磁気共鳴現象
・上の記事で述べたように、静磁場の中でプロトンは歳差運動を行う。プロトンの磁化ベクトルはZ軸に正の方向となっている。(図1)

・歳差運動をしているプロトンにRFパルスを加えると、励起→緩和する。これを磁気共鳴現象という。
励起
・RFパルスを加えると、歳差運動をしていた基底状態のプロトンが励起状態に変化する。(以下では90°パルスを例に考えてみる)
・基底状態のプロトンと励起状態のプロトンの数が等しくなるため、磁化ベクトルのZ軸方向成分=0となる。一方で、プロトンの位相が揃い、磁化ベクトルのxy方向成分が最大となる。

緩和
・励起状態にあったプロトンはエネルギーを失い、基底状態に戻る。これを縦緩和と言い、磁化ベクトルのZ軸方向成分が増加する。
・それぞれのプロトンは歳差運動の周波数や周囲を取り巻く磁場を乱す物質の量が異なる。これにより、プロトンの位相がずれる。これを横緩和と言い、磁化ベクトルのxy平面成分が減少する。

RFパルスとは
・RFパルスとは、プロトンの歳差運動と同じ周波数の電磁波であり、①位相を揃える、②プロトンを基底状態→励起状態に変えることができる。
・この下線部の変化は、下図のように片側から順に進行していく。(下図を見てみると、自転軸が左に傾いているものから順に進行していることが分かる)
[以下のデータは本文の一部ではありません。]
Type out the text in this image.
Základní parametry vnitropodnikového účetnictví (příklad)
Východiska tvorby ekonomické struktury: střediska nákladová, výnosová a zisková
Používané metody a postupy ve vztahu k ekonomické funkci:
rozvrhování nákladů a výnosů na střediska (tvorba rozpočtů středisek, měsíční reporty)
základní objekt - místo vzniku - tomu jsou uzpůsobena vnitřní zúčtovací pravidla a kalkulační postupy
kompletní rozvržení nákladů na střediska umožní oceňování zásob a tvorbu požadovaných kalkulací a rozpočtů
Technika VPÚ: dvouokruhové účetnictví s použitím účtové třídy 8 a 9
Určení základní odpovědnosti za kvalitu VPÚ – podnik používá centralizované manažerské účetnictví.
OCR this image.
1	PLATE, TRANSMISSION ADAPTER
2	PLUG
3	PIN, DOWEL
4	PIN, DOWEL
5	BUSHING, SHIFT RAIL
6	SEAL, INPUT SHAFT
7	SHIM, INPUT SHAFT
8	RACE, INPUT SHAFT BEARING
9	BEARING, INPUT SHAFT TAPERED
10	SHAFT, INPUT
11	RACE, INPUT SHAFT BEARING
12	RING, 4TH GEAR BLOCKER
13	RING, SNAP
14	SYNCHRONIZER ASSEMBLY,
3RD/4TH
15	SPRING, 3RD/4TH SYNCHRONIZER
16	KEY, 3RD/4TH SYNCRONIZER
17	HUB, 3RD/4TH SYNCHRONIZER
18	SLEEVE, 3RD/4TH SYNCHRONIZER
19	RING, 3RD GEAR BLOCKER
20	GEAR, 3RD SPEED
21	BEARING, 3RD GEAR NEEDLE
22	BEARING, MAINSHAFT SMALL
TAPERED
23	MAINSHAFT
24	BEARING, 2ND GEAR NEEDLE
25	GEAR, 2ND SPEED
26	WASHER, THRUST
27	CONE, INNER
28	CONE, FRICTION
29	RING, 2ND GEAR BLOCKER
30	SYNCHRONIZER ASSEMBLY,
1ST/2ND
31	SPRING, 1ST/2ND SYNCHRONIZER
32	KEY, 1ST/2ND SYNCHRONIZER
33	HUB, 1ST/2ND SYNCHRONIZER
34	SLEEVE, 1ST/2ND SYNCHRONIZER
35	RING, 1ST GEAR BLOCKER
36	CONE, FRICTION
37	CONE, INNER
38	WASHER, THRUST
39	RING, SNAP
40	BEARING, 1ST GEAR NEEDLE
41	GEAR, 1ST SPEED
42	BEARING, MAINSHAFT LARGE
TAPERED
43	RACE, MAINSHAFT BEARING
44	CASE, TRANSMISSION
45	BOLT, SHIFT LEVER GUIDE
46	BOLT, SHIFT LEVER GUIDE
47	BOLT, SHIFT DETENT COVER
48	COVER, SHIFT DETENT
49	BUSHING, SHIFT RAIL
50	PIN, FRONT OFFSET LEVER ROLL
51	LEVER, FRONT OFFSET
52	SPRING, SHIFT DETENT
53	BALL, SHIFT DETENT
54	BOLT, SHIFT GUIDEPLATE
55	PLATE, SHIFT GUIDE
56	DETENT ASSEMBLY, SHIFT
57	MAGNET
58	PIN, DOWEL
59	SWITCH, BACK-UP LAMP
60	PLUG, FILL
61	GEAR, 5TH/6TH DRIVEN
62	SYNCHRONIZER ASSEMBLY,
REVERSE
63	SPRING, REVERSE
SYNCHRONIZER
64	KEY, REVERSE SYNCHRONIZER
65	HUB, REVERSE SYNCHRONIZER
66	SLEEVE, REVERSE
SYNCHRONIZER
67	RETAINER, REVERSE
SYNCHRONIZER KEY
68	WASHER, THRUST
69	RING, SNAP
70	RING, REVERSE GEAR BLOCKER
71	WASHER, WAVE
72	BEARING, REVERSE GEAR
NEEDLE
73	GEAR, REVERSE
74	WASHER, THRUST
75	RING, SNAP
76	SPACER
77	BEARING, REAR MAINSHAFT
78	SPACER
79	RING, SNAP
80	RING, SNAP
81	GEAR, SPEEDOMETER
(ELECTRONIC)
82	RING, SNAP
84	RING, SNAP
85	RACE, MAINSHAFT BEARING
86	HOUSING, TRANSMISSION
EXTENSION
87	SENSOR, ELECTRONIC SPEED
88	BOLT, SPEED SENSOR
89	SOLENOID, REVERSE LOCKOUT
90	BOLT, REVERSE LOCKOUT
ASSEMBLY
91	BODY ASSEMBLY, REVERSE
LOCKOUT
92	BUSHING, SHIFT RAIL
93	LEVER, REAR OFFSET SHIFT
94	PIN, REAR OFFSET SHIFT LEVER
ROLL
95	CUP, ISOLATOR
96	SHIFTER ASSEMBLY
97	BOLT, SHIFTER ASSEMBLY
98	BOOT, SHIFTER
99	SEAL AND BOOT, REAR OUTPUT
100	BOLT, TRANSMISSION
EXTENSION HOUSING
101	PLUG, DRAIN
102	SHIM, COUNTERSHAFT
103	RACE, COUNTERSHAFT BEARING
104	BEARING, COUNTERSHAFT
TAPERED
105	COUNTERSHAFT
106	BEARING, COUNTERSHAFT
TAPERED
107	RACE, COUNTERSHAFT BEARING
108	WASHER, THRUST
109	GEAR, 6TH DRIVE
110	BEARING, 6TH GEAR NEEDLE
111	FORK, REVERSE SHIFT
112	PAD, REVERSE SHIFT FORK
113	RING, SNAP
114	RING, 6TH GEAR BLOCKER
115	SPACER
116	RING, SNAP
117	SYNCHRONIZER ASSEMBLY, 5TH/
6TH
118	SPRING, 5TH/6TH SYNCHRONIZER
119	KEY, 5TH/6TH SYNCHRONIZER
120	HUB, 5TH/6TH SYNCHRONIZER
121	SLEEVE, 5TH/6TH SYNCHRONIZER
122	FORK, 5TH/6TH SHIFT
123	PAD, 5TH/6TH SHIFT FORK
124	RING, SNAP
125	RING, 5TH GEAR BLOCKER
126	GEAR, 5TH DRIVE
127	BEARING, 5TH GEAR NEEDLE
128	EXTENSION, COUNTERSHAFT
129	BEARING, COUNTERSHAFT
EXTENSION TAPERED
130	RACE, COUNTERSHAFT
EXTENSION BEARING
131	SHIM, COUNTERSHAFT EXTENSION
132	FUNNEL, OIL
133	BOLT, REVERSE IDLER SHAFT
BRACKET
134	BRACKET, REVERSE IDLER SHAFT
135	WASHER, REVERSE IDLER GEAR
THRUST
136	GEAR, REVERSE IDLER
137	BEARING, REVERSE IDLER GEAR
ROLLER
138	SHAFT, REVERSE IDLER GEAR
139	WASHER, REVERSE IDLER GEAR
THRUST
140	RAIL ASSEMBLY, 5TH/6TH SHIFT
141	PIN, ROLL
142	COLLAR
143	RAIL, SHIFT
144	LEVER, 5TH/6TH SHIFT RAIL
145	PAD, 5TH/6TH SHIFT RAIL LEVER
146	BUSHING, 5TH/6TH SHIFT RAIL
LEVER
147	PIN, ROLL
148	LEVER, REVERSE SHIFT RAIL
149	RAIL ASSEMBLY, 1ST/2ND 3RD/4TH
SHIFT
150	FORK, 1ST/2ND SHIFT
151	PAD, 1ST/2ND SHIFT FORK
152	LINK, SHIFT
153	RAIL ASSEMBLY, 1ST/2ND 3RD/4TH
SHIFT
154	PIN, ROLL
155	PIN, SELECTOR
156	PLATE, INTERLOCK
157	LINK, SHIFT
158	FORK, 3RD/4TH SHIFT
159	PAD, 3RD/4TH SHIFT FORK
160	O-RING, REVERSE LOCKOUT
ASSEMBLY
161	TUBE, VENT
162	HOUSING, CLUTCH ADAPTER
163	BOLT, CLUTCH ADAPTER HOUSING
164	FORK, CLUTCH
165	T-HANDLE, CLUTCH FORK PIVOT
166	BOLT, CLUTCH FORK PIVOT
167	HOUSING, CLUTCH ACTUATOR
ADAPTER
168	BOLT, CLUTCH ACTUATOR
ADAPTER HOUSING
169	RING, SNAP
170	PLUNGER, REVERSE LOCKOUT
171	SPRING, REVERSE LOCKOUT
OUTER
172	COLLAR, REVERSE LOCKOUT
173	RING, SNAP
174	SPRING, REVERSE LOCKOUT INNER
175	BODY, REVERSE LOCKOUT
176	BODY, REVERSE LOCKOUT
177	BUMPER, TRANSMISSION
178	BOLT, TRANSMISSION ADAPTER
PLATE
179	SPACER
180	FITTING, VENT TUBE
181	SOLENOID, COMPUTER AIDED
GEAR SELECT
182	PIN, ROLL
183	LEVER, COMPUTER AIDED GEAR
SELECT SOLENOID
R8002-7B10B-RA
・RFパルスの強さはフリップ角で定義する。フリップ角とは、RFパルスを掛ける前のプロトンの総和の磁化ベクトル(Z軸方向の正の向き)に対して、RFパルスをかけた後の総和の磁化ベクトルが傾いた角度のことである。(例えば、下の図において30°パルスをかけると、総和の磁化ベクトルは30°傾いていることが分かる)
・90°パルスは、ペアを作っていないプロトンの半数を基底状態→励起状態あるいは励起状態→基底状態に変化させている。
・180°パルスはペアを作っていないプロトンのすべてを基底状態→励起状態あるいは励起状態→基底状態に変化させている。